The number of visas issued is an indicator of immigration trends, because prospective immigrants usually arrive in Israel three or four months after getting the visa.

Libin attributed the increase to regional political instability in the non- Slavic areas of the former union, such as Tajikistan, Georgia and the Ossetia region of the northern Caucasus in Russia.

In Tajikistan, for example, several hundred Jews have left in recent weeks by direct flights to Israel to escape clan warfare there.

At the same time, said Libin, “people in Russia itself are less hopeful about the future” in light of continued inflation and economic uncertainty.
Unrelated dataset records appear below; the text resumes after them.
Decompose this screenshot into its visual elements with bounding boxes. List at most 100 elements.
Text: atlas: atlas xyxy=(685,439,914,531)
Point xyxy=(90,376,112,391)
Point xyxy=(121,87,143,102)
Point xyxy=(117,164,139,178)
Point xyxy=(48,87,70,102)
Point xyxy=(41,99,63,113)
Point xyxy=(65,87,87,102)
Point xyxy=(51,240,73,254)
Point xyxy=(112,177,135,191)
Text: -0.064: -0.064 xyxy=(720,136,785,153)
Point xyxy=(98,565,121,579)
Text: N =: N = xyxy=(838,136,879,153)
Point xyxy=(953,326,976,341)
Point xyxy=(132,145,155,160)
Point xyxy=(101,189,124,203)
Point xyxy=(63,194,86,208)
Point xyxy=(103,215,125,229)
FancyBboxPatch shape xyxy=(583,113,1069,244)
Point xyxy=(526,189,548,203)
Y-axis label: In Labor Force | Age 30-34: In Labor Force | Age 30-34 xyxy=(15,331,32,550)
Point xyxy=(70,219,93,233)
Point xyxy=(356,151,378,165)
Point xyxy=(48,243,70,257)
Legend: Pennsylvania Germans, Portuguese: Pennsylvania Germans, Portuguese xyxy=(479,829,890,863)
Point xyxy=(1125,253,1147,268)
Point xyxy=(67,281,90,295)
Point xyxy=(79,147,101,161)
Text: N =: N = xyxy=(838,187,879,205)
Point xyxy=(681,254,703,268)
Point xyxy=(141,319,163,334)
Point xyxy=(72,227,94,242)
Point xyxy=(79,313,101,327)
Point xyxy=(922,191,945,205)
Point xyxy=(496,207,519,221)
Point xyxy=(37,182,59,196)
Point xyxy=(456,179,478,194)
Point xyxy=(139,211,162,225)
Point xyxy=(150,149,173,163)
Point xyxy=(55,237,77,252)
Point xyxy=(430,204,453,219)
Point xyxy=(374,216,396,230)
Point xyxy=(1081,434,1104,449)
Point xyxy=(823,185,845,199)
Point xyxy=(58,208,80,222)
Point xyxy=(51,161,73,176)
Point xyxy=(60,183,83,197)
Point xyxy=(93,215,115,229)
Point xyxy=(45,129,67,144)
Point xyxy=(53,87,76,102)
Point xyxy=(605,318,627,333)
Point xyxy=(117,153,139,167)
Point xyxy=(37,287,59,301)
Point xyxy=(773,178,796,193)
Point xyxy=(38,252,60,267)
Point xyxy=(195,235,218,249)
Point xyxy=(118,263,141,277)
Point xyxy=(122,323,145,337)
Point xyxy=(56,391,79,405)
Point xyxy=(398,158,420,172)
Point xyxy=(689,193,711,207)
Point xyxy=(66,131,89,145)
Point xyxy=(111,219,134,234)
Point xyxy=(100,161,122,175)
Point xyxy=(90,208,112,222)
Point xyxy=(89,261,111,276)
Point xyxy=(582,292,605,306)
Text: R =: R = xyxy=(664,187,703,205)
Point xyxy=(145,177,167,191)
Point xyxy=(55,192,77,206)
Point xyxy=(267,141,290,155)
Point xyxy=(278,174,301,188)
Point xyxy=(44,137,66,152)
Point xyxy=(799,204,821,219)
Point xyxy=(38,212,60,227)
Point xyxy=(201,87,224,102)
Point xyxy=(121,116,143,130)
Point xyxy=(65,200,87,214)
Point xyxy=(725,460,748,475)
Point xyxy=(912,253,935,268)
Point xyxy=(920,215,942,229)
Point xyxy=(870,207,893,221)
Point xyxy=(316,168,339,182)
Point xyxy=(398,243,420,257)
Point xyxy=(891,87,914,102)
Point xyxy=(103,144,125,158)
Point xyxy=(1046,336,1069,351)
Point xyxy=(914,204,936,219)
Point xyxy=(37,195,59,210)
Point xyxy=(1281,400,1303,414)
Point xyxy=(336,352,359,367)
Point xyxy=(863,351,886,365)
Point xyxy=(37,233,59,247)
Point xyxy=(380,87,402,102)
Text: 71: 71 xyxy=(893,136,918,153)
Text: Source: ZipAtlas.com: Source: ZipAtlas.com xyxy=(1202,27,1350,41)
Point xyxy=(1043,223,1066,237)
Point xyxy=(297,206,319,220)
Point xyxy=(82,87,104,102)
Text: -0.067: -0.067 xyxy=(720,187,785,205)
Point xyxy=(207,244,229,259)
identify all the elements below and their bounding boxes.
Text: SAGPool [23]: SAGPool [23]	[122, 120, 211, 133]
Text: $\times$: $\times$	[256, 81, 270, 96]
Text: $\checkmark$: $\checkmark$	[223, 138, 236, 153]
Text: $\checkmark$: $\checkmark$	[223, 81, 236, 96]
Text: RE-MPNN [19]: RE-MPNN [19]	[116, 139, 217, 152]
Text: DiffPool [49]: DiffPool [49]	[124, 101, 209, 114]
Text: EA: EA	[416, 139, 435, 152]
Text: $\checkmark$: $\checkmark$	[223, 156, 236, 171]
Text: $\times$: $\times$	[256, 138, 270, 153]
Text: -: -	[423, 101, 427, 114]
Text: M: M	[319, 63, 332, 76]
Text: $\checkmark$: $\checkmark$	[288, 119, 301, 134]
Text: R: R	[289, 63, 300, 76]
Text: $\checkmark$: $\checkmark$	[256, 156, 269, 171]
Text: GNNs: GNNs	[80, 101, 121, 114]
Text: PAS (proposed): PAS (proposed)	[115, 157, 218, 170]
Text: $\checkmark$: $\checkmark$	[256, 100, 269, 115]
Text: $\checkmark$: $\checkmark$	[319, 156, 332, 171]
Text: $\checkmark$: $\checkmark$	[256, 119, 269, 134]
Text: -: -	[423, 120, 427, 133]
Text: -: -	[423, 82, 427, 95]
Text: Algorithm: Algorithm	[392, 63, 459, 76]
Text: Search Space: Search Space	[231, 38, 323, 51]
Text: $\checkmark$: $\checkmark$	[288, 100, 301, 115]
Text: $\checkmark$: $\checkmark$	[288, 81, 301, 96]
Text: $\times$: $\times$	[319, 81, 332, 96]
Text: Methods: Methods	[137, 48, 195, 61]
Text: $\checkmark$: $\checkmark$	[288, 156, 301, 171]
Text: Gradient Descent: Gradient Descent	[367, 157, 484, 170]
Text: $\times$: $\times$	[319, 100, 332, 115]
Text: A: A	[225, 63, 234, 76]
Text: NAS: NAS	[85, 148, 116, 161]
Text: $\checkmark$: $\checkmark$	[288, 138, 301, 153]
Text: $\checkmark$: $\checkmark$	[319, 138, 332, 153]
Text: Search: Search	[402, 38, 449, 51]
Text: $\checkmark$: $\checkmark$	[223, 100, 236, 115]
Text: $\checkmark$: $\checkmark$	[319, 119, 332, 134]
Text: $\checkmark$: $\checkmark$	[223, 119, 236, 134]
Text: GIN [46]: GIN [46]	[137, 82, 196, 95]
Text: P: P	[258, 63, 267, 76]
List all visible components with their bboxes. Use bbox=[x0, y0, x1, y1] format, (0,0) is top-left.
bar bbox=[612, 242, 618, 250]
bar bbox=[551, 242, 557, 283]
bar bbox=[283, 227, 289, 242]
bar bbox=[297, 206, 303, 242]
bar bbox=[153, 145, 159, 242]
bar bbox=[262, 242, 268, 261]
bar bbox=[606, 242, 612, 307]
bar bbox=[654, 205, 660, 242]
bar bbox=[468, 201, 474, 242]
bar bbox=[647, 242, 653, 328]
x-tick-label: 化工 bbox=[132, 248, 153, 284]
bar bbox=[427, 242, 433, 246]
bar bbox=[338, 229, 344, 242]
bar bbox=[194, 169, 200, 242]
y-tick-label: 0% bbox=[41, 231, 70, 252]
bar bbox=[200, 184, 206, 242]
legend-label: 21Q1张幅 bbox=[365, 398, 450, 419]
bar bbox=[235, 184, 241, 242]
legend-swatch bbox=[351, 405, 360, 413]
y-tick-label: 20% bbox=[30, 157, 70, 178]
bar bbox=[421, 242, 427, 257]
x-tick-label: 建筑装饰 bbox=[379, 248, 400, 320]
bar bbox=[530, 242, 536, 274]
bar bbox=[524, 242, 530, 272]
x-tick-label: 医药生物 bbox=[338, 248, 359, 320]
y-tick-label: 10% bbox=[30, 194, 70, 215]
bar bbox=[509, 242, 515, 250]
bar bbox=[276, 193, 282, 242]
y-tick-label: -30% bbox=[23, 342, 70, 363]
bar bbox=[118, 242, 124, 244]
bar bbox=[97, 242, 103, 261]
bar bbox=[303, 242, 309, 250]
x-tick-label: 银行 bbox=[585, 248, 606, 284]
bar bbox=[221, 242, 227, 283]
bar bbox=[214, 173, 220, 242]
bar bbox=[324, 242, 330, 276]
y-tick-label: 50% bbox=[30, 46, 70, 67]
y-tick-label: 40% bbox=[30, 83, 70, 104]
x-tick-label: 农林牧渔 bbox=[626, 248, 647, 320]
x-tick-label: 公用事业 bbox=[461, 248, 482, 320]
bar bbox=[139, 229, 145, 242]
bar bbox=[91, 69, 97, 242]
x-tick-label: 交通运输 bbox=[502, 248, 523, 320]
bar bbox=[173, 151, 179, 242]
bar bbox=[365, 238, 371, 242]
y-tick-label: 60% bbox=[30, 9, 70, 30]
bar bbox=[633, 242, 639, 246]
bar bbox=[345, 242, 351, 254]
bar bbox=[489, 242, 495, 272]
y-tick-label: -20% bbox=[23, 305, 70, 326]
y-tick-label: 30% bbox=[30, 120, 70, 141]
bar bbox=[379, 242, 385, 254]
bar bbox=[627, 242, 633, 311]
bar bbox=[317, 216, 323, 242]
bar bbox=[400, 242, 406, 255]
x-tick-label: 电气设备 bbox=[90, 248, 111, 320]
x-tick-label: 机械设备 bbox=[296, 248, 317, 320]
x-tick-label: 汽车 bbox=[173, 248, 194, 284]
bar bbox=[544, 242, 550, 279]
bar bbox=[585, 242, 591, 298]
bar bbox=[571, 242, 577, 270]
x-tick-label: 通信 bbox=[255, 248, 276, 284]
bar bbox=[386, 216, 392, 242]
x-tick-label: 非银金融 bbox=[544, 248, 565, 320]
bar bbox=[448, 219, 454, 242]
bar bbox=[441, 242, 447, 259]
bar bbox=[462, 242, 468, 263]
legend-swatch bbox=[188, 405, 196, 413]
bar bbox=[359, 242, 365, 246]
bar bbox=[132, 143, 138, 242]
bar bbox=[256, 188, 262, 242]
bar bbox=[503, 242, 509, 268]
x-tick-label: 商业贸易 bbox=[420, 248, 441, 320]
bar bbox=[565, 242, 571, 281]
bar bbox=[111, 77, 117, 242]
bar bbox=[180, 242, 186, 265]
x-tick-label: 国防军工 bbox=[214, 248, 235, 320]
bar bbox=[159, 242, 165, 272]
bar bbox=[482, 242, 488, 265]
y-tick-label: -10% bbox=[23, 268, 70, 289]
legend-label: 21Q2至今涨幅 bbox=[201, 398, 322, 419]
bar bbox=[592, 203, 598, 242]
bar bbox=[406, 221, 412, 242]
Added uncertainty surrounds the fate of economic reform, which may be slowed or stopped altogether by conservative forces in the Russian parliament, whose Congress of People’s Deputies is set to meet next month in Moscow.

“Other factors are also at work,” said Libin. “The process of privatizing apartments has been proceeding in a number of Russian cities, and that can play a role in peoples’ decisions to emigrate,” he said.

Once privatized, apartments can be sold to raise money for immigration to Israel.

In the larger cities in the European part of the former union, such as Moscow, St. Petersburg and Kiev, apartments are commonly sold for U.S. dollars. A two- or three-room apartment in central Moscow can fetch between $35,000 and $50,000, while apartments in peripheral locations may be sold for $15,000 to $20,000.

Sellers bound for Israel frequently request that the purchase price be paid to trusted relatives or friends already in Israel, so that Russian restrictions on the export of currency are avoided.

“We’ve also opened a number of new consulates around the union, so it’s easier to get an Israeli visa,” said Libin, citing another factor in the emigration surge.

Prospective immigrants in places like Tashkent, the capital of Uzbekistan, and Kiev, the Ukrainian capital, no longer need to travel to Moscow to apply for a visa because there are now Israeli consulates in those cities.

Travel inside the former union has become extremely expensive by local standards and uncertain because of shortages of airplane fuel and parts. A round-trip ticket from Tashkent to Moscow, for example, costs 6,000 rubles ($15), about the average monthly wage here.

Despite the increase, immigration levels are still far below those of 1990 and the first half of 1991. The main influence on immigration, Libin said, is still concern over finding jobs and housing in Israel.